"La haine de l'occident" ou "Le face à face de l'humiliant et de l'humilié" par Jean Ziegler

Publié le par Munsa Mâga

"La haine de l'occident" ou "Le face à face de l'humiliant et de l'humilié" par Jean Ziegler


Où qu'il aille, dans l'exercice de ses fonctions internationales, Jean Ziegler est frappé par l'hostilité de principe que les peuples du Sud manifestent à l'endroit de ceux du Nord. Jusqu'à rendre parfois impossible l'adoption de certaines mesures d'urgence en faveur des plus démunis. Dans ces conditions, localiser les racines de la haine que le Sud voue désormais à l'Occident, et réfléchir aux moyens propres à l'extirper, est devenu une question de vie ou de mort pour des millions d'hommes, de femmes et d'enfants à la surface du globe. Comment contraindre le nouvel ordre du capitalisme mondialisé à cesser de soumettre le reste du monde à sa domination meurtrière, comment conduire l'Occident à assumer ses responsabilités ? Comment faire en sorte qu'au Sud, l'horizon de l'état de droit ne soit pas récusé du fait des injustices qui sont commises en son nom ? Dans quelles conditions le dialogue peut-il être renoué ? Des réponses sont apportées à ces questions au long d'un parcours documenté, riche en expériences de terrain - du Nigeria à la Bolivie, des salles de conférences internationales aux villages les plus déshérités de la planète -, sur un mode toujours vibrant et engagé. En forme d'hommage, si l'on veut, aux deux puissantes voix tutélaires qui hantent ce livre, celle d'Aimé Césaire et celle de Wole Soyinka.
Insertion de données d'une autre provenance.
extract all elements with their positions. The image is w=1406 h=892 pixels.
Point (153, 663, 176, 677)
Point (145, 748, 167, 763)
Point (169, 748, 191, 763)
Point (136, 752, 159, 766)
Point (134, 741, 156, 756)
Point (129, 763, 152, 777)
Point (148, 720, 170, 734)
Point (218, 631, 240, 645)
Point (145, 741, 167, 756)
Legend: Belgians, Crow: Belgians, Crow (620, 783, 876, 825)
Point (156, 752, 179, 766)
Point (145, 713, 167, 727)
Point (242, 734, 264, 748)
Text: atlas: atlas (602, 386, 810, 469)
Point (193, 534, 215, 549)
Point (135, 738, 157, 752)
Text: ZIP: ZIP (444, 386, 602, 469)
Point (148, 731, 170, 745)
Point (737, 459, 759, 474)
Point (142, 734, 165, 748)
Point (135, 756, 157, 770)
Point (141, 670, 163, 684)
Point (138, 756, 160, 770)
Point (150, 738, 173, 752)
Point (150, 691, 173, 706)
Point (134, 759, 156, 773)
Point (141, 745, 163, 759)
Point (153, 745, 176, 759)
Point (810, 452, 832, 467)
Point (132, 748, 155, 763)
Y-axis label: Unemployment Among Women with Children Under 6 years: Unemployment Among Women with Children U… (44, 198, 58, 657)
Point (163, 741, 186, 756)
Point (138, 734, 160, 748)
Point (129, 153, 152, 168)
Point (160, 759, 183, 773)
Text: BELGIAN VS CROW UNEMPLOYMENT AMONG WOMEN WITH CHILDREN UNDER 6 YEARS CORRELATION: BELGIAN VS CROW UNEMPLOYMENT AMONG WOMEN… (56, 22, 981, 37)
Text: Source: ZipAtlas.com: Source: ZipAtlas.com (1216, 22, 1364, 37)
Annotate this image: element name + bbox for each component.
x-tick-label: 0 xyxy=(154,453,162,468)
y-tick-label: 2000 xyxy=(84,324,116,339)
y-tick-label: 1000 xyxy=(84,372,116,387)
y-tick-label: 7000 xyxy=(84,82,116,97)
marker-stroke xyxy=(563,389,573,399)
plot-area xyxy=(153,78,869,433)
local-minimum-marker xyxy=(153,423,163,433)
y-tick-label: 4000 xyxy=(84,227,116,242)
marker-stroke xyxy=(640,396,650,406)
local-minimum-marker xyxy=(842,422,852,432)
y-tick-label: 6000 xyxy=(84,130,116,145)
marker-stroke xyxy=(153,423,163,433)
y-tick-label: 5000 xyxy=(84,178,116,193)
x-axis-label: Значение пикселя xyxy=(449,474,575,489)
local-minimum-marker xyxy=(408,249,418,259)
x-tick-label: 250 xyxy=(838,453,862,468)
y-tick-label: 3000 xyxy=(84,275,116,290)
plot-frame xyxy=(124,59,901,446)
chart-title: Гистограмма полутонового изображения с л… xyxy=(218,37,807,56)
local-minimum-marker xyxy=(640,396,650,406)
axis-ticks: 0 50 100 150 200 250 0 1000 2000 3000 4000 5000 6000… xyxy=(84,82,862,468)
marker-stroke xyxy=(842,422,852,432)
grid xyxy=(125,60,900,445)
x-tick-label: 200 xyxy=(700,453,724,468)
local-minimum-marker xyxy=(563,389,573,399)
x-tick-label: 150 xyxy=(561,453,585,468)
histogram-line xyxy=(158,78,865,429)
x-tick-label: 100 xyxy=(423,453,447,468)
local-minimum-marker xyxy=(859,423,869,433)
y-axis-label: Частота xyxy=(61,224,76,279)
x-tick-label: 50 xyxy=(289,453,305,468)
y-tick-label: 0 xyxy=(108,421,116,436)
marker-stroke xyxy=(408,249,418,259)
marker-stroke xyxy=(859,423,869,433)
Jean Ziegler rappelle que ce que Karl Marx écrivait déjà en son temps : "Le capital arrive au monde suant le sang et la boue par tous les pores. Il fallait pour piedestal à l’esclavage dissimulé des salariés en Europe, l’esclavage sans fard dans le nouveau monde (...) Les trésors directement extorqués hors de l’Europe par le travail forcé des indigènes réduits en esclavage par la concussion, le pillage et le meurtre, refluaient à la mère patrie pour y fonctionner comme capital", est toujours vrai.


A propos des conséquences bien actuelles de cette politique, qui a pris le nouveau visage du néo-libéralisme, il souligne à quel point "le sous-développement a été accru par les mercenaires de l’OMC et du FMI".


Toutes les 5 secondes, un enfant de moins de 10 ans meurt de faim. 100.000 personnes meurent ainsi chaque jour. 500 000 femmes sont mortes en couches en 2007 en Afrique sub-saharienne.1,7 milliard d’être humains n’ont pas accès aux soins primaires (vaccinations, médicaments...). 123 millions de personnes sont sous-alimentées en permanence, alors que l’agriculture mondiale est actuellement capable de nourrir 12 milliards d’êtres humains. Et entre 2001 et 2007, 125 000 paysans indiens se sont suicidés à cause de la "libéralisation" de l’agriculture (et de manière horrible, c’est à dire en avalant un bidon de pesticides, la substance qui les avait ruinés).


Aucune fatalité, donc, dans tout cela. "Un enfant qui meurt de faim aujourd’hui, est un enfant assassiné", fait-il remarquer, condamnant le "négationnisme" et "l’arrogance" de nos dirigeants, tel un Sarkozy refusant de s’excuser sur les massacres de Sétif ou allant déclarer à Dakar que "l’homme africain est responsable des malheurs de l’Afrique".


"Un Occident dont les pratiques démentent constamment les valeurs qu’il proclame. D’où la méfiance, voire l’aversion des pays du sud pour cet Occident qui tente depuis des siècles de confisquer à son seul profit le mot "humanité". D’où la "ruine des Nations Unies", souligne-t-il.


"la Haine raisonnée de l’Occident", "l’affirmation identitaire autochtone face à la prétention universaliste du dominateur occidental", sont une "nécessité". Elles ont permis pour la première fois depuis 500 ans, l’arrivée au pouvoir, en Bolivie, d’un paysan indien, Evo Morales, qui reprend le contrôle des immenses richesses de ce pays, pour les restituer à une population qui est, paradoxalement, parmi les plus pauvres du monde.


C’est donc sur l’espoir d’un nouvel ordre mondial créateur de justice et d’équité que débouche "la Haine de l’Occident".